Yargıtay Kararı 14. Hukuk Dairesi 2009/5298 E. 2009/5874 K. 11.05.2009 T.

YARGITAY KARARI
DAİRE : 14. Hukuk Dairesi
ESAS NO : 2009/5298
KARAR NO : 2009/5874
KARAR TARİHİ : 11.05.2009

MAHKEMESİ :Asliye Hukuk Mahkemesi

Davacı vekili tarafından, davalılar aleyhine 28.09.2004 gününde verilen dilekçe ile tapu iptali ve mera olarak sınırlandırma istenmesi üzerine yapılan duruşma sonunda; davanın kabulüne dair verilen 17.04.2008 günlü hükmün Yargıtayca incelenmesi davalılar vekilleri tarafından istenilmekle süresinde olduğu anlaşılan temyiz dilekçesinin kabulüne, davalı … vekilinin duruşma isteğinin değer yönünden reddine karar verildikten sonra dosya ve içerisindeki bütün kağıtlar incelenerek gereği düşünüldü:
K A R A R
Davacı Hazine vekili, davalılara ait 1622 parsel sayılı taşınmazın 8548m2’lik kısmının mera olduğundan bahisle iptali ile özel siciline mera niteliği ile kaydedilmesini istemiştir.
Davalılar, davanın reddini savunmuşlardır.
Mahkemece, davanın kabulüne karar verilmiştir.
Hükmü, davalılar vekilleri temyiz etmiştir.
Dava, mera iddiasına dayalı tapu iptali istemine ilişkindir.
Hüküm tarihinden sonra 14.03.2009 tarihi itibariyle yürürlüğe giren 5841 sayılı Kanununun 2. maddesi hükmünce 3402 sayılı Kadastro Kanununun 12. maddesinin 3. fıkrasına “Bu hüküm iddia ve taşınmazın niteliğine yahut Devlet veya diğer kamu tüzel kişileri dahil tarafların sıfatına bakılmaksızın uygulanır” cümlesi eklenmiştir.
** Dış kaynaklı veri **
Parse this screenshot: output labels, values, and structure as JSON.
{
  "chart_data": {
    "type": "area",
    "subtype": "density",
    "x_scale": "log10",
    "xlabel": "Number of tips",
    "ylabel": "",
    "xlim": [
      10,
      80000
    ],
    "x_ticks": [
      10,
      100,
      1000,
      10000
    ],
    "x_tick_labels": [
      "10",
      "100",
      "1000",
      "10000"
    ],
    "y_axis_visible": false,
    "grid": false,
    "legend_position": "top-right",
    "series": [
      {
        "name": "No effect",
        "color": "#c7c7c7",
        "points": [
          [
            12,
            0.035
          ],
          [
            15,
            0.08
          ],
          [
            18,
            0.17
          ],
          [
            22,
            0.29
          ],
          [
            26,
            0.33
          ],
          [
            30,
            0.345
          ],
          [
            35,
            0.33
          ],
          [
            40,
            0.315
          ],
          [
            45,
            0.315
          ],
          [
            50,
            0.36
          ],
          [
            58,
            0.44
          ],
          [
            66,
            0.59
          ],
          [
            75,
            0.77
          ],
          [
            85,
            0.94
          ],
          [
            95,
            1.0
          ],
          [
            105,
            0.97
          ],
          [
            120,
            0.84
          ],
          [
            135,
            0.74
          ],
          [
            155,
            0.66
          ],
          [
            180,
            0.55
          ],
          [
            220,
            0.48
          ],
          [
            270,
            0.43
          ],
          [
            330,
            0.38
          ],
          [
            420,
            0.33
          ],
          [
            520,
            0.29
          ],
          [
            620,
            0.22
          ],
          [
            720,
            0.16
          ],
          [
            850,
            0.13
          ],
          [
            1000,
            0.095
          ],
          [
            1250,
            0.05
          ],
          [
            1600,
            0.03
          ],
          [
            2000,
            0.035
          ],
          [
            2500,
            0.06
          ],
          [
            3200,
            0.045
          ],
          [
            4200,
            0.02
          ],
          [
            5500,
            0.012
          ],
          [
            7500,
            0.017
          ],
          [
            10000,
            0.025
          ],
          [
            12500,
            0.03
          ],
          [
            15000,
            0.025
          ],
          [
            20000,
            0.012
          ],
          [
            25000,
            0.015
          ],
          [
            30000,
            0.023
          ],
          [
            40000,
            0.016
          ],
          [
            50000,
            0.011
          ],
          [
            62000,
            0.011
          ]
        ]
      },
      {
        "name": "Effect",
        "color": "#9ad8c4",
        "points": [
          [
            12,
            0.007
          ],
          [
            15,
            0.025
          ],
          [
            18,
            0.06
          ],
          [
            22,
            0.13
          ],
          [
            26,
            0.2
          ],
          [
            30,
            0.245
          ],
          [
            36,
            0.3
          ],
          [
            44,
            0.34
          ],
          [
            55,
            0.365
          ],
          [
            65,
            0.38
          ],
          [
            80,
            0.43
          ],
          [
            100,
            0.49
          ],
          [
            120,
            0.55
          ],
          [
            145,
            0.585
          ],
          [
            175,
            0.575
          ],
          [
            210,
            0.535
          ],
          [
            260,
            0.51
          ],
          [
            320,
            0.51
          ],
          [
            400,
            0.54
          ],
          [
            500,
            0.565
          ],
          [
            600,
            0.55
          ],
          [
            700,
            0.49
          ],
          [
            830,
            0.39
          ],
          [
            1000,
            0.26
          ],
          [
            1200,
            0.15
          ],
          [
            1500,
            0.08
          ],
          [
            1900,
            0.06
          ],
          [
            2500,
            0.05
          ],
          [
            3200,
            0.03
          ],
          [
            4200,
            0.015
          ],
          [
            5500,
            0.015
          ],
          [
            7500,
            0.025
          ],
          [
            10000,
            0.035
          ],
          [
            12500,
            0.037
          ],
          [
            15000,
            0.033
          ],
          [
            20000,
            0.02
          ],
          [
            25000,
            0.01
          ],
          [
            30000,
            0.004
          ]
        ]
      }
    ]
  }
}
Aynı yasanın 3. maddesi ile de 3402 sayılı Kadastro Yasasına geçici 10. madde eklenerek bu madde hükmü ile de az yukarıya metni alınan 12/3 maddesinin son cümlesi hükmünün yürürlük tarihi olan 14.03.2009 tarihinden önce açılan ve henüz kesin hükme bağlanmamış olan davalarda da uygulanacağı öngörülmüştür.
Getirilen yasal değişiklik, yargı yoluna başvurmada hak düşürücü sürenin yeniden düzenlenmesine ilişkin olup, yargılamanın her safhasında gözönünde
tutulması gereken zorunlu hükümlerden olmakla ve eldeki dava, özeti yapılan son yasal değişiklikten önce açılıp hükme bağlandığına göre, bu yasal değişiklikler karşısında tarafların hukuki durumları tekrar değerlendirilerek yeni bir hükme bağlanması gerekir.
Yukarıda açıklanan nedenle, yerel mahkemece 10 yıllık hak düşürücü sürenin geçip geçmediği konusunda yeniden değerlendirme yapılarak sonucuna göre bir karar verilmesi için hükmün bozulması gerekmiştir.
SONUÇ: Davalı vekillerinin temyiz itirazlarının yukarıda yazılı nedenle kabulü ile hükmün BOZULMASINA, bozma nedenine göre bu aşamada sair temyiz itirazlarının incelenmesine yer olmadığına, peşin yatırılan harcın istek halinde yatıranlara iadesine, 11.05.2009 tarihinde oybirliği ile karar veriLdi.